The 1977 premier issue cover of Nuestro. Photographer: Ryszard Horowitz

Nuestro was the first nationally published, monthly, general-interest magazine, in English, for and about Latinos in the United States. Until this time only "special interest" magazines for Latinos existed and were written in Spanish. Latinos were an untapped and highly lucrative market. Census statistics showed that 76% of the Latino population was either bilingual or monolingual English. Philip H. Dougherty wrote: "Unlike all the other publications aimed at this market (estimated at from 2.6 million to 3.2 million households with an annual income of some $30 billion) Nuestro will be virtually entirely in English except for a brief Spanish synopsis preceding major features."

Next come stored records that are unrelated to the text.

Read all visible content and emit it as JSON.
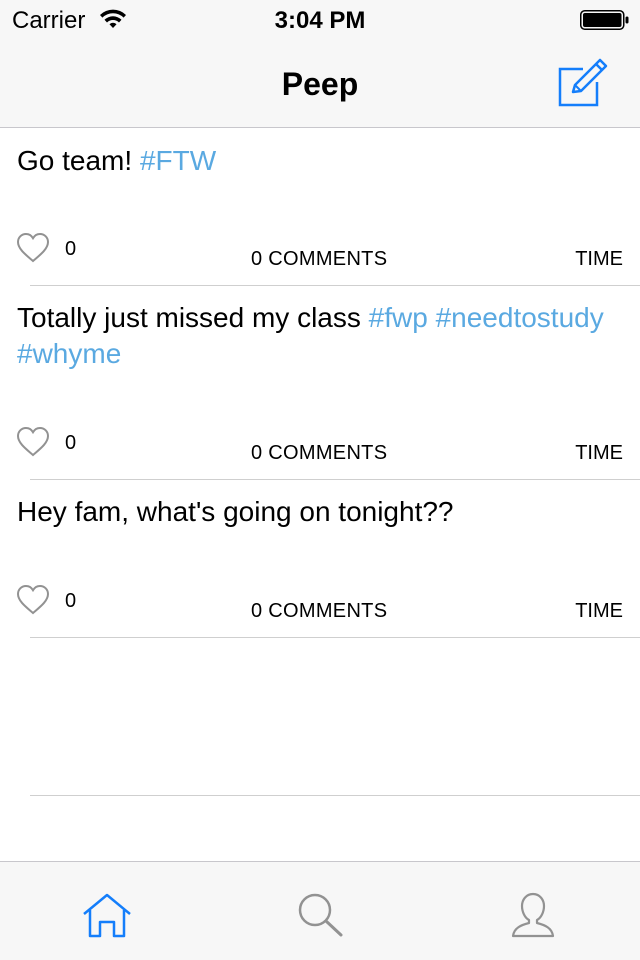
{
  "status_bar": {
    "carrier": "Carrier",
    "time": "3:04 PM"
  },
  "nav": {
    "title": "Peep",
    "compose_icon": "compose-icon"
  },
  "posts": [
    {
      "text_parts": [
        {
          "text": "Go team! ",
          "hashtag": false
        },
        {
          "text": "#FTW",
          "hashtag": true
        }
      ],
      "likes": "0",
      "comments": "0 COMMENTS",
      "time": "TIME"
    },
    {
      "text_parts": [
        {
          "text": "Totally just missed my class ",
          "hashtag": false
        },
        {
          "text": "#fwp",
          "hashtag": true
        },
        {
          "text": " ",
          "hashtag": false
        },
        {
          "text": "#needtostudy",
          "hashtag": true
        },
        {
          "text": " ",
          "hashtag": false
        },
        {
          "text": "#whyme",
          "hashtag": true
        }
      ],
      "likes": "0",
      "comments": "0 COMMENTS",
      "time": "TIME"
    },
    {
      "text_parts": [
        {
          "text": "Hey fam, what's going on tonight??",
          "hashtag": false
        }
      ],
      "likes": "0",
      "comments": "0 COMMENTS",
      "time": "TIME"
    }
  ],
  "tabs": [
    {
      "icon": "home-icon",
      "active": true
    },
    {
      "icon": "search-icon",
      "active": false
    },
    {
      "icon": "profile-icon",
      "active": false
    }
  ],
  "colors": {
    "accent": "#147efb",
    "hashtag": "#5aa9e1",
    "inactive_icon": "#929292"
  }
}
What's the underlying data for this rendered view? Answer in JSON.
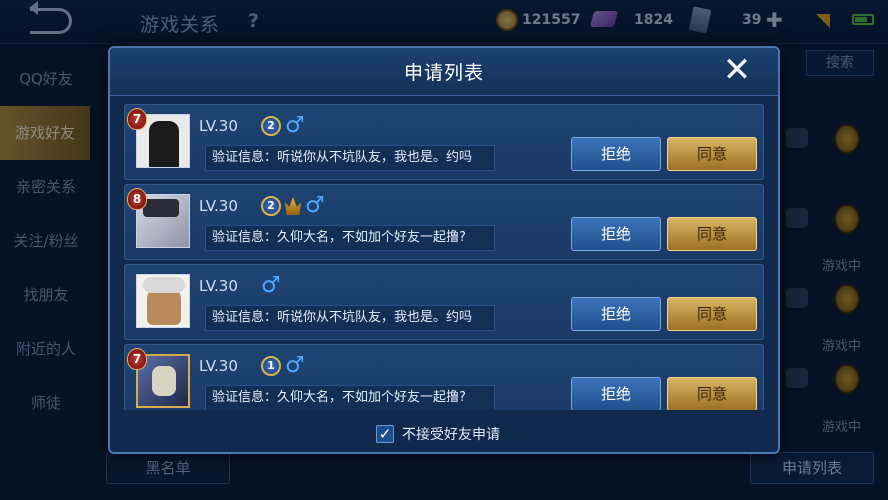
{
  "topbar": {
    "title": "游戏关系",
    "help": "?",
    "coins": "121557",
    "gems": "1824",
    "tickets": "39",
    "plus": "✚"
  },
  "sidebar": {
    "items": [
      {
        "label": "QQ好友"
      },
      {
        "label": "游戏好友",
        "active": true
      },
      {
        "label": "亲密关系"
      },
      {
        "label": "关注/粉丝"
      },
      {
        "label": "找朋友"
      },
      {
        "label": "附近的人"
      },
      {
        "label": "师徒"
      }
    ]
  },
  "right_panel": {
    "search_label": "搜索",
    "statuses": [
      "游戏中",
      "游戏中",
      "游戏中"
    ]
  },
  "bottom": {
    "blacklist_label": "黑名单",
    "request_list_label": "申请列表"
  },
  "dialog": {
    "title": "申请列表",
    "close_glyph": "✕",
    "reject_label": "拒绝",
    "accept_label": "同意",
    "requests": [
      {
        "rank": "7",
        "level": "LV.30",
        "tier": "2",
        "crown": false,
        "message": "验证信息：听说你从不坑队友，我也是。约吗",
        "avatar_color": "#e9e9e9"
      },
      {
        "rank": "8",
        "level": "LV.30",
        "tier": "2",
        "crown": true,
        "message": "验证信息：久仰大名，不如加个好友一起撸?",
        "avatar_color": "#c7c9d6"
      },
      {
        "rank": "",
        "level": "LV.30",
        "tier": "",
        "crown": false,
        "message": "验证信息：听说你从不坑队友，我也是。约吗",
        "avatar_color": "#f2f0ea"
      },
      {
        "rank": "7",
        "level": "LV.30",
        "tier": "1",
        "crown": false,
        "message": "验证信息：久仰大名，不如加个好友一起撸?",
        "avatar_color": "#3a4a78"
      }
    ],
    "footer_checkbox_label": "不接受好友申请",
    "footer_checked": true
  },
  "colors": {
    "accent_gold": "#d9b465",
    "accent_blue": "#3b73b8",
    "male_icon": "#4fa7ff"
  }
}
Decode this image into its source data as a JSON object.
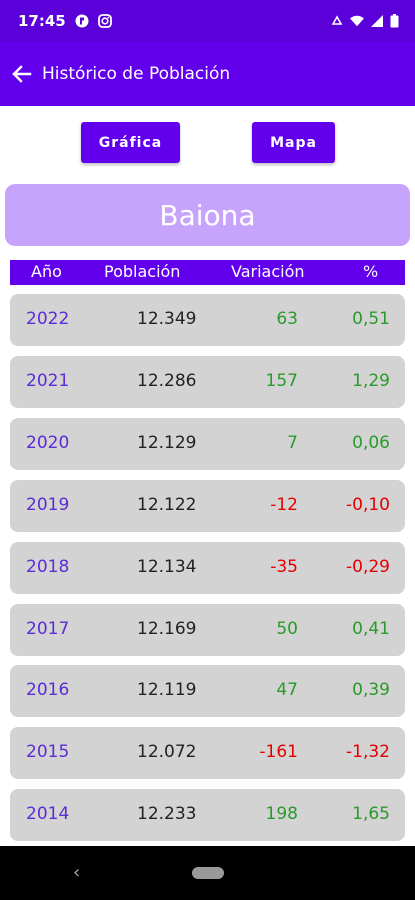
{
  "status_bar": {
    "time": "17:45"
  },
  "app_bar": {
    "title": "Histórico de Población"
  },
  "buttons": {
    "grafica": "Gráfica",
    "mapa": "Mapa"
  },
  "place": "Baiona",
  "table": {
    "headers": {
      "anio": "Año",
      "poblacion": "Población",
      "variacion": "Variación",
      "pct": "%"
    },
    "rows": [
      {
        "year": "2022",
        "population": "12.349",
        "variation": "63",
        "pct": "0,51",
        "trend": "pos"
      },
      {
        "year": "2021",
        "population": "12.286",
        "variation": "157",
        "pct": "1,29",
        "trend": "pos"
      },
      {
        "year": "2020",
        "population": "12.129",
        "variation": "7",
        "pct": "0,06",
        "trend": "pos"
      },
      {
        "year": "2019",
        "population": "12.122",
        "variation": "-12",
        "pct": "-0,10",
        "trend": "neg"
      },
      {
        "year": "2018",
        "population": "12.134",
        "variation": "-35",
        "pct": "-0,29",
        "trend": "neg"
      },
      {
        "year": "2017",
        "population": "12.169",
        "variation": "50",
        "pct": "0,41",
        "trend": "pos"
      },
      {
        "year": "2016",
        "population": "12.119",
        "variation": "47",
        "pct": "0,39",
        "trend": "pos"
      },
      {
        "year": "2015",
        "population": "12.072",
        "variation": "-161",
        "pct": "-1,32",
        "trend": "neg"
      },
      {
        "year": "2014",
        "population": "12.233",
        "variation": "198",
        "pct": "1,65",
        "trend": "pos"
      }
    ]
  },
  "colors": {
    "primary": "#6200ee",
    "status_bar": "#5b00d9",
    "banner": "#c6a4fb",
    "positive": "#2a9a2a",
    "negative": "#e60000"
  }
}
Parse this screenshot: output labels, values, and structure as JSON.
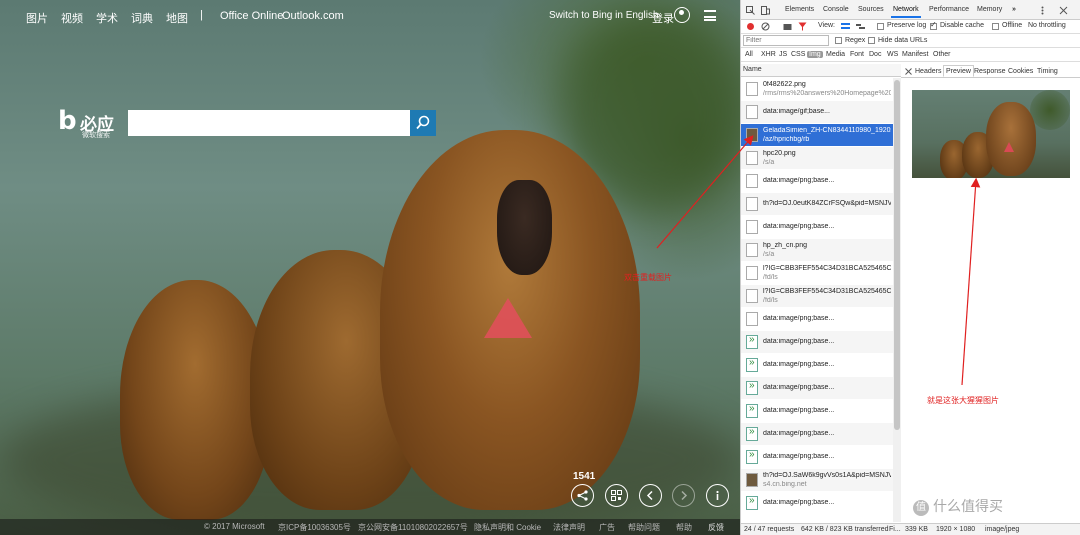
{
  "bing": {
    "nav": [
      "图片",
      "视频",
      "学术",
      "词典",
      "地图"
    ],
    "nav_sep": "|",
    "nav_links": [
      "Office Online",
      "Outlook.com"
    ],
    "switch_lang": "Switch to Bing in English",
    "login": "登录",
    "logo": {
      "mark": "b",
      "name": "必应",
      "sub": "微软搜索"
    },
    "search": {
      "value": "",
      "placeholder": ""
    },
    "image_count": "1541",
    "footer": [
      "© 2017 Microsoft",
      "京ICP备10036305号",
      "京公网安备11010802022657号",
      "隐私声明和 Cookie",
      "法律声明",
      "广告",
      "帮助问题",
      "帮助",
      "反馈"
    ],
    "annotation": "双击重载图片"
  },
  "devtools": {
    "tabs": [
      "Elements",
      "Console",
      "Sources",
      "Network",
      "Performance",
      "Memory",
      "»"
    ],
    "active_tab": "Network",
    "toolbar": {
      "view_label": "View:",
      "preserve_log": "Preserve log",
      "disable_cache": "Disable cache",
      "offline": "Offline",
      "throttling": "No throttling"
    },
    "filter": {
      "placeholder": "Filter",
      "regex": "Regex",
      "hide_data_urls": "Hide data URLs"
    },
    "types": [
      "All",
      "XHR",
      "JS",
      "CSS",
      "Img",
      "Media",
      "Font",
      "Doc",
      "WS",
      "Manifest",
      "Other"
    ],
    "active_type": "Img",
    "name_header": "Name",
    "requests": [
      {
        "name": "0f482622.png",
        "path": "/rms/rms%20answers%20Homepage%20Zi",
        "icon": "blank"
      },
      {
        "name": "data:image/gif;base...",
        "path": "",
        "icon": "blank"
      },
      {
        "name": "GeladaSimien_ZH-CN8344110980_1920x10",
        "path": "/az/hprichbg/rb",
        "icon": "image",
        "selected": true
      },
      {
        "name": "hpc20.png",
        "path": "/s/a",
        "icon": "blank"
      },
      {
        "name": "data:image/png;base...",
        "path": "",
        "icon": "blank"
      },
      {
        "name": "th?id=OJ.0eutK84ZCrFSQw&pid=MSNJVFe",
        "path": "",
        "icon": "blank"
      },
      {
        "name": "data:image/png;base...",
        "path": "",
        "icon": "blank"
      },
      {
        "name": "hp_zh_cn.png",
        "path": "/s/a",
        "icon": "blank"
      },
      {
        "name": "l?IG=CBB3FEF554C34D31BCA525465C415€",
        "path": "/fd/ls",
        "icon": "blank"
      },
      {
        "name": "l?IG=CBB3FEF554C34D31BCA525465C415€",
        "path": "/fd/ls",
        "icon": "blank"
      },
      {
        "name": "data:image/png;base...",
        "path": "",
        "icon": "blank"
      },
      {
        "name": "data:image/png;base...",
        "path": "",
        "icon": "green"
      },
      {
        "name": "data:image/png;base...",
        "path": "",
        "icon": "green"
      },
      {
        "name": "data:image/png;base...",
        "path": "",
        "icon": "green"
      },
      {
        "name": "data:image/png;base...",
        "path": "",
        "icon": "green"
      },
      {
        "name": "data:image/png;base...",
        "path": "",
        "icon": "green"
      },
      {
        "name": "data:image/png;base...",
        "path": "",
        "icon": "green"
      },
      {
        "name": "th?id=OJ.SaW6k9gvVs0s1A&pid=MSNJVFe",
        "path": "s4.cn.bing.net",
        "icon": "image"
      },
      {
        "name": "data:image/png;base...",
        "path": "",
        "icon": "green"
      }
    ],
    "detail_tabs": [
      "Headers",
      "Preview",
      "Response",
      "Cookies",
      "Timing"
    ],
    "active_detail_tab": "Preview",
    "annotation": "就是这张大猩猩图片",
    "status": {
      "requests": "24 / 47 requests",
      "transferred": "642 KB / 823 KB transferred",
      "fi": "Fi...",
      "size": "339 KB",
      "dims": "1920 × 1080",
      "mime": "image/jpeg"
    }
  },
  "watermark": {
    "badge": "值",
    "text": "什么值得买"
  },
  "colors": {
    "accent": "#1e7ab3",
    "selected_row": "#2f6fd6",
    "annotation": "#e02020"
  }
}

Nuestro means "Ours" in Spanish. It was conceived by businessman Daniel Lopez. In 1972 he started Nuestro Grafico Inc., in Washington with $650 in seed money ($500 from Joan Gramatte, co-owner and art director, while $150 came from Lopez).

== History ==
The first issue was published in April 1977, with a 200,000 print run. It was both a subscription and newsstand publication. The magazine was written in English, with some Spanish information for major features. Lopez chose to print in English instead of Spanish because he felt that younger Latinos spoke English more often. He marketed the magazine as the first for Latinos in English. Primary offices were in midtown Manhattan.

Lopez was publisher, while the editorial department was headed by Editor-in-Chief Charles Rivera, co-managing editors, José M. Ferrer III and Philip Herrera (former associate editors at Time), Art Director and co-founder Joan Gramatte; along with Senior Editor Dolores Prida.